Los dos automóviles reposaban en un extremo del calvero. A unos metros de distancia el chauffeur procedía a desplegar un mantel y colocar sobre el blanco lino los platos, cubiertos, vasos, botellas y tarteras. Max, sentado debajo de un pino, con el bombín cubriéndole la cara, descabezaba un sueño. Los demás paseábamos por el prado, buscando un trébol de cuatro hojas, siguiendo el vuelo de los pájaros y observando alguna que otra curiosidad: una oruga, un escarabajo. Chirriaba un grillo en el ramaje y borboteaba la fuente; la espesura, mecida por el viento suave, producía un murmullo de sinfonía sacra y lejana. María Rosa Savolta manifestó estar agotada y se sentó en la hierba, no sin que antes su marido hubiera extendido un pañuelo que la protegiera de la suciedad, de la humedad y de los bichos.

– ¡Qué placidez! -exclamó Lepprince, de pie junto a su esposa, abriendo los brazos como si quisiese abarcar en ellos el paisaje. María Rosa Savolta, protegida del sol por su sombrilla, levantó el rostro para contemplar a su marido. La luz diáfana tamizada por el filtro de la hierba daba a su figura un aire de místico éxtasis.

– Es verdad -asentí-. Los que vivimos en la ciudad hemos perdido el sentido de plenitud que da la naturaleza.

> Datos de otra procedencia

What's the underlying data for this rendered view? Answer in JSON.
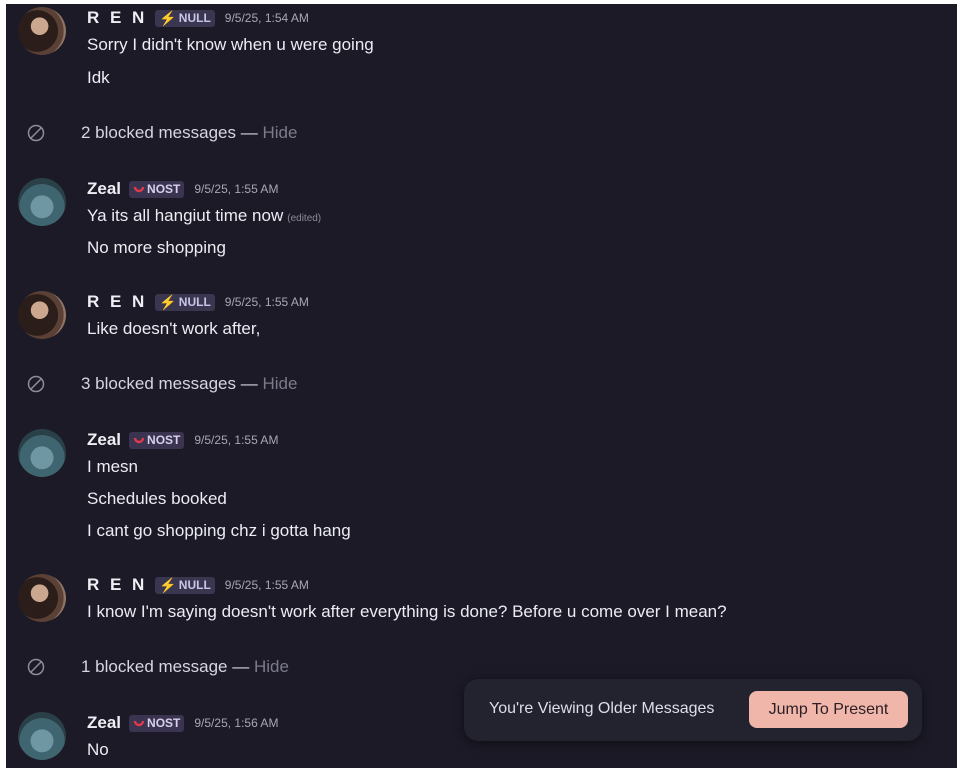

Pero Lepprince era mudable y no podía remansar su atención por mucho tiempo. Pronto sacudió la cabeza, hizo chasquear la lengua y gritó:

– Eh, Javier, basta ya de arrobamientos. ¿No te dije que tenía una sorpresa para ti?

Diciendo esto hizo una seña convenida y el chauffeur, que había terminado los preparativos para la comida, montó en el automóvil rojo, lo puso en marcha y lo hizo avanzar lentamente hasta nosotros.

– Sube -dijo Lepprince cuando el chauffeur hubo detenido la máquina y se hubo bajado.

– ¿Adónde vamos? -le pregunté.

– A ninguna parte. El juego estriba en que conduces tú.

Vi una expresión socarrona en sus ojos, mezclada de cariño e insolente reto. Una expresión característica en él.

– Está usted bromeando -dije.

– No seas pusilánime; hay que probarlo todo en esta vida. Especialmente las emociones fuertes.

Jamás pude negarme a nada de cuanto me pedía Lepprince. Subí al asiento del conductor y esperé sus instrucciones. María Rosa Savolta, que seguía nuestros movimientos con bonachona complacencia, pareció advertir entonces la índole de nuestras intenciones.

– ¡Eh! ¿Qué vais a hacer?

– No te asustes, ricura -gritó su marido-, quiero enseñar a Javier a manejar este artefacto.

– ¡Pero si nunca lo ha hecho!

Yo saqué de donde pude una sonrisa de resignación y me alcé de hombros, dando a entender que no obraba por mi voluntad.

– ¡Nos reiremos un rato, ya verás! -dijo Lepprince.

– ¡Os mataréis! ¡Eso es lo único que haréis! -y se volvió a María Coral en busca de ayuda-.Diles algo, a ver si te hacen más caso. Son unos cabezones.

– Déjelos, ya son mayores para ser juiciosos -respondió María Coral, que parecía excitada ante la perspectiva de aquel improvisado espectáculo circense.

Entre tanto, Lepprince me daba instrucciones y el chauffeur también, ambos contradiciéndose y dando por sentado que yo conocía una extraña jerga. Viendo que no lograba disuadir a su marido, María Rosa Savolta decidió adoptar una nueva actitud.